We three kings of Orient are
The three kings of the old carol brought gifts to the baby Jesus, the best and most expensive things that were to be found in the Middle East a couple of millennia ago. These were gold and the natural perfumes of frankincense and myrrh.
Both of these latter are plant products. Frankincense is the resin of a tree (Boswellia carteri) native to the Middle East. It has been used for perfuming and ritual purposes at least since the days of ancient Egypt, and probably before that. It is still a common ingredient in incense used in Christian churches. Perfumers make an extract from the raw resin called ‘olibanum’ and use it in perfume blends, especially the heavier ‘oriental’ style of scent.
Myrrh is also a resin. It exudes naturally from the stems of a shrubby tree that grows naturally in Africa and the Arabian Peninsula. The drops of resin are called ‘tears’ and native people sometimes make small cuts in the bark to encourage more ‘tears’ to form.

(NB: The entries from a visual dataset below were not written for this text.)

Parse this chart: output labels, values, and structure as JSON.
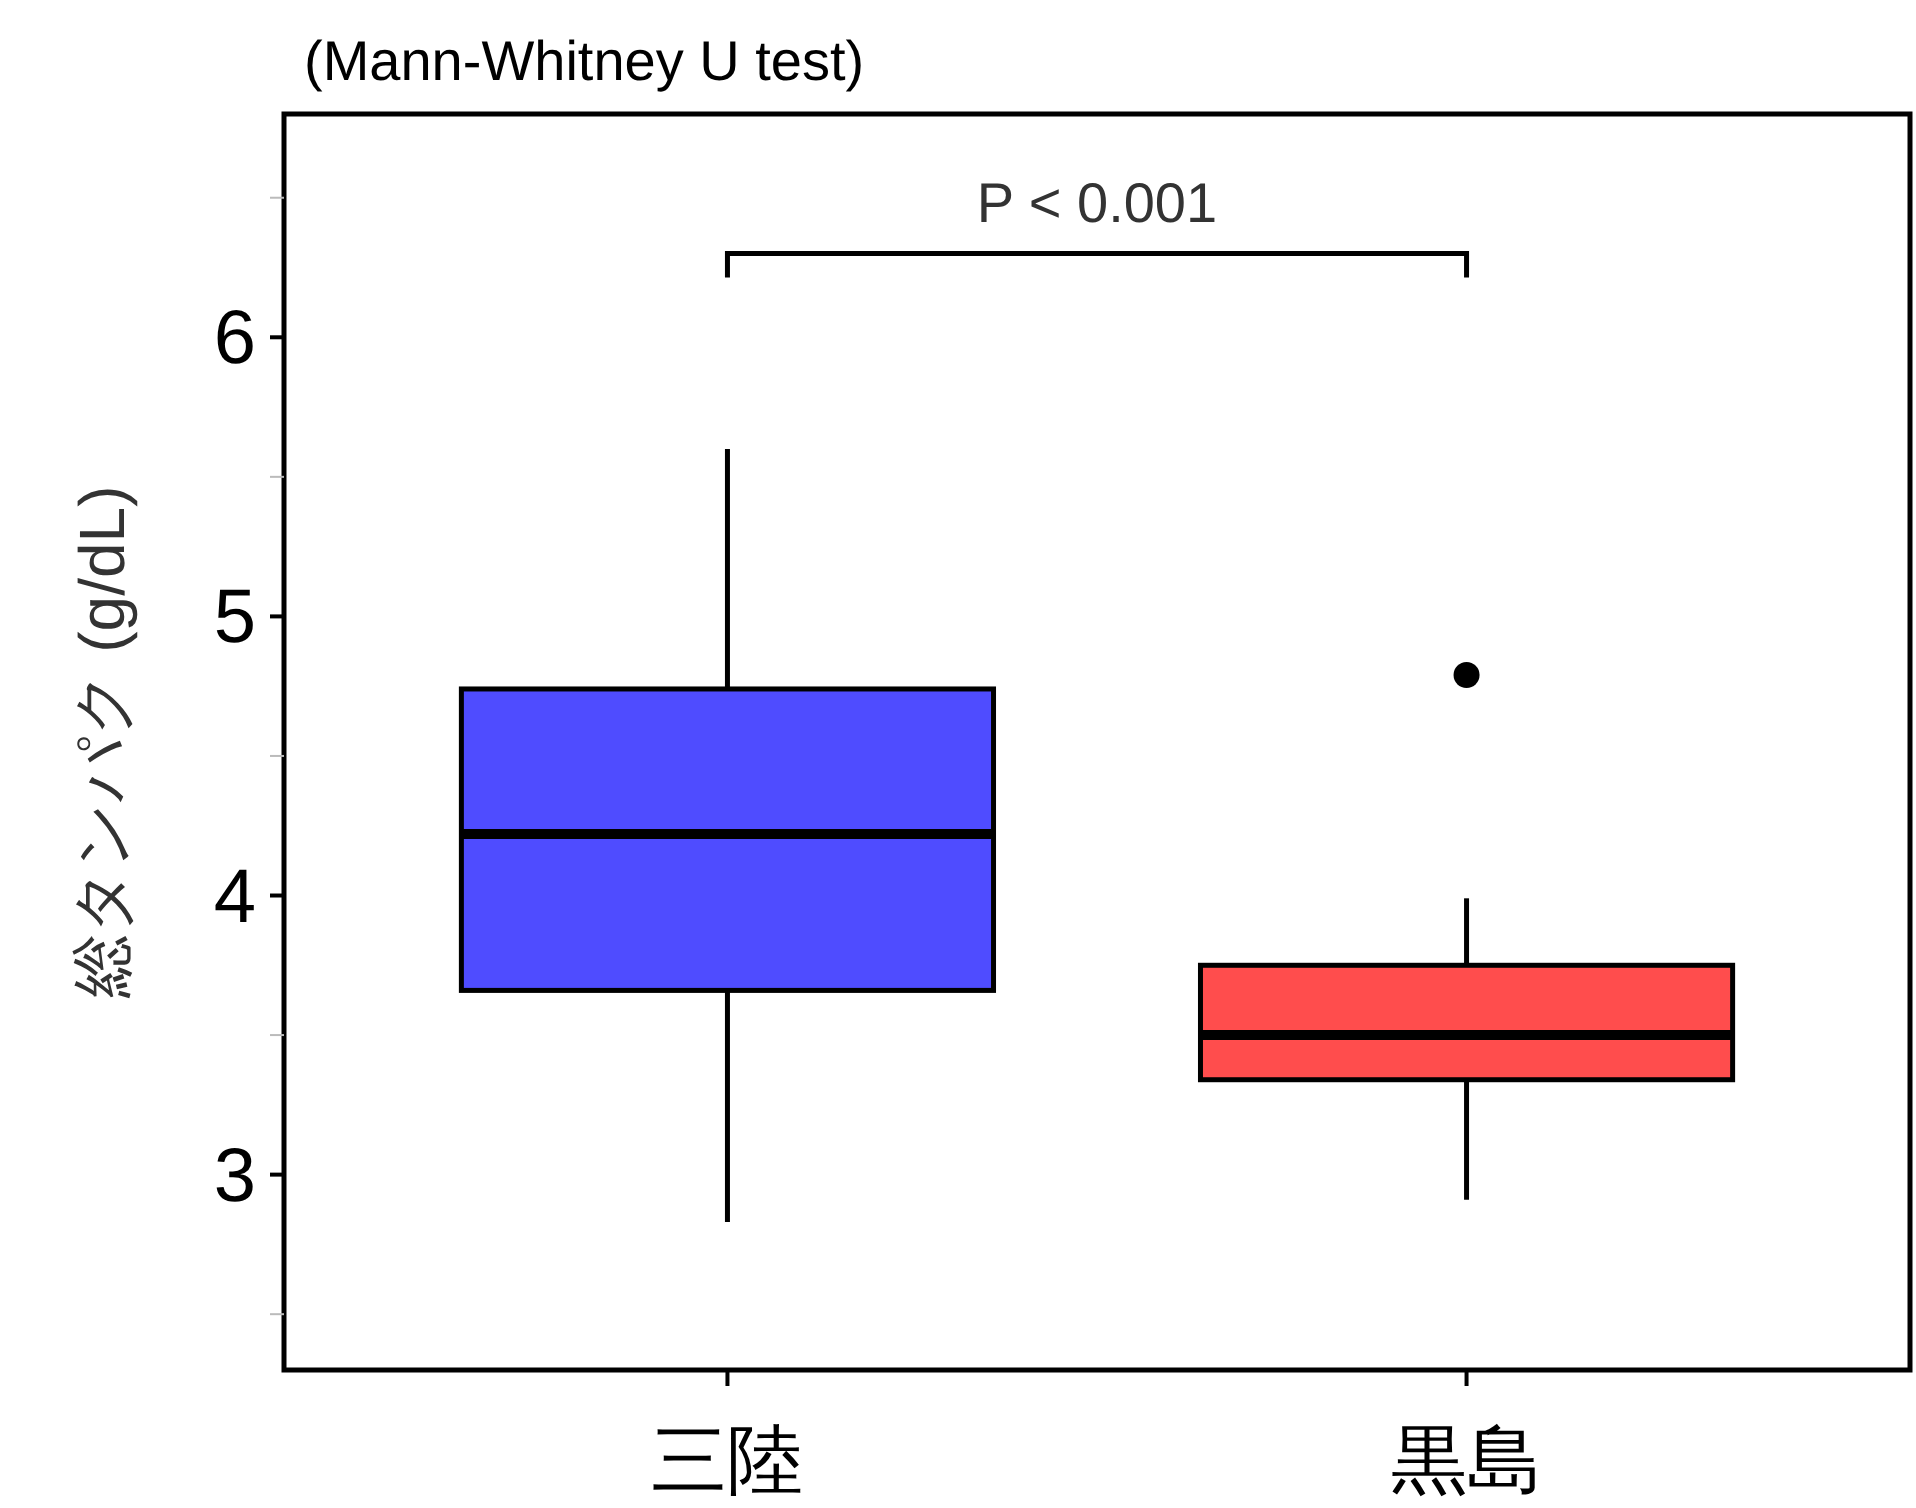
{
  "chart_data": {
    "type": "box",
    "title": "(Mann-Whitney U test)",
    "ylabel": "総タンパク (g/dL)",
    "categories": [
      "三陸",
      "黒島"
    ],
    "colors": [
      "#4f4cff",
      "#ff4d4d"
    ],
    "boxes": [
      {
        "low": 2.83,
        "q1": 3.66,
        "median": 4.22,
        "q3": 4.74,
        "high": 5.6
      },
      {
        "low": 2.91,
        "q1": 3.34,
        "median": 3.5,
        "q3": 3.75,
        "high": 3.99,
        "outliers": [
          4.79
        ]
      }
    ],
    "ylim": [
      2.3,
      6.8
    ],
    "yticks": [
      {
        "value": 2.5,
        "label": null
      },
      3,
      {
        "value": 3.5,
        "label": null
      },
      4,
      {
        "value": 4.5,
        "label": null
      },
      5,
      {
        "value": 5.5,
        "label": null
      },
      6,
      {
        "value": 6.5,
        "label": null
      }
    ],
    "annotations": [
      "P < 0.001"
    ]
  }
}
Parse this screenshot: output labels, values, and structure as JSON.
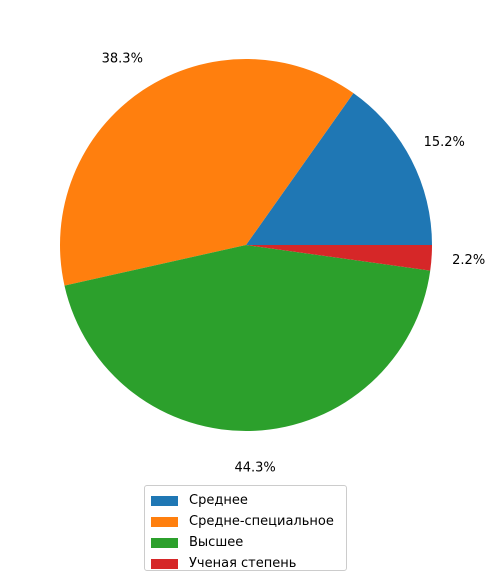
{
  "chart_data": {
    "type": "pie",
    "categories": [
      "Среднее",
      "Средне-специальное",
      "Высшее",
      "Ученая степень"
    ],
    "values": [
      15.2,
      38.3,
      44.3,
      2.2
    ],
    "value_labels": [
      "15.2%",
      "38.3%",
      "44.3%",
      "2.2%"
    ],
    "colors": [
      "#1f77b4",
      "#ff7f0e",
      "#2ca02c",
      "#d62728"
    ],
    "start_angle_deg": 0,
    "direction": "counterclockwise",
    "legend": {
      "placement": "bottom",
      "entries": [
        "Среднее",
        "Средне-специальное",
        "Высшее",
        "Ученая степень"
      ]
    }
  }
}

Myrrh (Commifora myrrha) was a common ingredient in Egyptian embalming preparations, perhaps because it was thought to be a ‘purifying’ substance.
Both frankincense and myrrh are readily available as essential oils, so you can easily satisfy your curiosity about these ancient scents.
Much more familiar to us today is attar of roses, which has been used for thousands of years both for religious rites and as perfume. Less well-known is storax, which is a resin extracted from the tree Styrax officinalis. It is another incense ingredient and has a vanilla scent. Labdanum was an extract from various species of Cistus (rock rose), and galbanum a resin from Ferula galbaniflua, a kind of giant fennel. Our ancestors were a sweet-smelling lot, after all!
I’d like to wish everyone a merry Christmas and health, happiness and a sufficiency of wealth in the New Year.